Käufer boykottieren die Sonett II
Die amerikanischen Käufer, Hauptzielgruppe für die Sonett II (Saab 97), hielten sich von der Sonett fern. Sie interpretierten den kleinen Sportler als ein billiges Bausatz-Auto von den Britischen Inseln. Die Sonett erreichte nie die vorgesehenen Stückzahlen. Ursprünglich wollte man 1.500 Sonett im Jahr produzieren, kam aber nicht annähernd auf diese Stückzahl. Das trotz anerkannt guter Fahreigenschaften.
Denn sah man über das Design hinweg und fuhr man mit der Sonett, dann wurde daraus eine Sonate.

Eine verlorene Chance für Saab? Vermutlich. Sixten Sason, der große Designer, verließ 1967 und damit viel zu früh diese Welt. Saab Design hatte er von Anfang an geprägt, bis in die Gegenwart. Auch jetzt nach 45 Jahren, finden wir seine Formensprache an fast jedem Saab. Die muschelförmige Motorhaube, beim Saab 99 eingeführt, findet sich auch beim Saab 900, Saab 9-5 und beim Saab 9-3 II Facelift Modell wieder. Der Hockeystick, ein Saab Designmerkmal und die große, rund gezogene Windschutzscheibe leben in vielen Autos aus Trollhättan fort. Mehr Anerkennung für ein Lebenswerk geht nicht.
Björn Carlström designte weiter Flugzeuge und arbeitete auch für Scania im LKW Design. Einen Namen machte er sich in seiner langen Karriere aber als Comic Zeichner für das Svenska Dagbladet. 2006 legte er den Stift für immer aus der Hand.
Im Museum stehen die unglückliche Catherina, Sason’s Entwurf, und die Sonett II friedlich zusammen. Es ist viel Zeit vergangen, und kaum einer kennt heute noch das Drama um die Entstehung der Sonett. Die Catherina begrüßt den Besucher, wenn er durch die Glastüre tritt. Und – ja – die Catherina ist die verpasste Chance.

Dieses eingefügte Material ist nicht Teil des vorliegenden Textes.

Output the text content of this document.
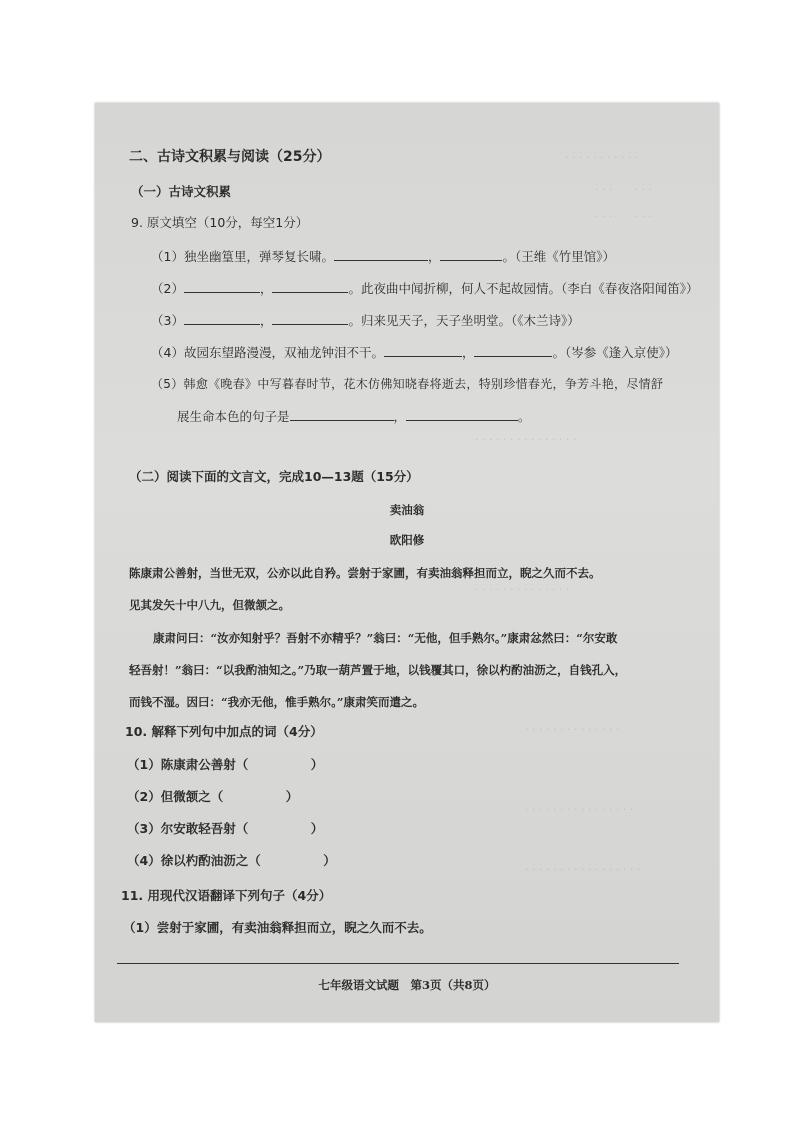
· · · · · · · · · · ·
· · ·　　· · ·
· · ·　　· · ·
· · · · · · · · · · · · · · ·
· · · · · · · · · · · · · ·
· · · · · · · · · · · · · ·
· · · · · · · · · · · · · · · ·
· · · · · · · · · · · · · · · · ·
二、古诗文积累与阅读（25分）
（一）古诗文积累
9. 原文填空（10分，每空1分）
（1）独坐幽篁里，弹琴复长啸。	，	。（王维《竹里馆》）
（2）	，	。此夜曲中闻折柳，何人不起故园情。（李白《春夜洛阳闻笛》）
（3）	，	。归来见天子，天子坐明堂。（《木兰诗》）
（4）故园东望路漫漫，双袖龙钟泪不干。	，	。（岑参《逢入京使》）
（5）韩愈《晚春》中写暮春时节，花木仿佛知晓春将逝去，特别珍惜春光，争芳斗艳，尽情舒
展生命本色的句子是	，	。
（二）阅读下面的文言文，完成10—13题（15分）
卖油翁
欧阳修
陈康肃公善射，当世无双，公亦以此自矜。尝射于家圃，有卖油翁释担而立，睨之久而不去。
见其发矢十中八九，但微颔之。
康肃问曰：“汝亦知射乎？吾射不亦精乎？”翁曰：“无他，但手熟尔。”康肃忿然曰：“尔安敢
轻吾射！”翁曰：“以我酌油知之。”乃取一葫芦置于地，以钱覆其口，徐以杓酌油沥之，自钱孔入，
而钱不湿。因曰：“我亦无他，惟手熟尔。”康肃笑而遣之。
10. 解释下列句中加点的词（4分）
（1）陈康肃公善射（　　　　　）
（2）但微颔之（　　　　　）
（3）尔安敢轻吾射（　　　　　）
（4）徐以杓酌油沥之（　　　　　）
11. 用现代汉语翻译下列句子（4分）
（1）尝射于家圃，有卖油翁释担而立，睨之久而不去。
七年级语文试题　第3页（共8页）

Porsche machte mit dem Targa Furore, Saab hätte das Segment vor Porsche besetzen können. Der Targa ist ein Teil der Erfolgsgeschichte der schwäbischen Marke…welche Chancen hätte Saab gehabt? Die Catherina ist die vergessene Schöne. Sie hätte über eine lange Zeit produziert zum Klassiker reifen können. Die Sportwagen Geschichte der Marke aus Trollhättan hätte sich anders entwickelt.
Catherina wäre Kult geworden. Und ja – ich bin Catherina Fan.
Es ist heute wie damals. Nichts hat sich geändert bei den Herren im Vorstand eines PKW-Herstellers. Die entscheiden über ach und wehe eines Designs. Ob es für den Hersteller gut oder schlecht ausgeht. Man sah es bei Saab in den 60ern. Gestern, heute und morgen bei Opel, wenn weiter die Herren in Detroit darüber bestimmen. So wie sie es bei Saab seit 1993 gemacht hatten…
Übrigens die Japaner sind da auch nicht besser, bis auf wenige Ausnahmen (Mazda MX 5) wenn wir mal bei Sportwagen bleiben wollen…
Hallo Tom,
wir sind gespannt auf Deine angekündigten Nachrichten.
Hier noch die Meinung meiner Frau und mir zum kleinen SAAB-Sportwagen aus den 60er Jahren:
“Catherina” hat mit Abstand das beste Design – sehr merkwürdig, dass man sich nicht für diese Variante durchringen konnte!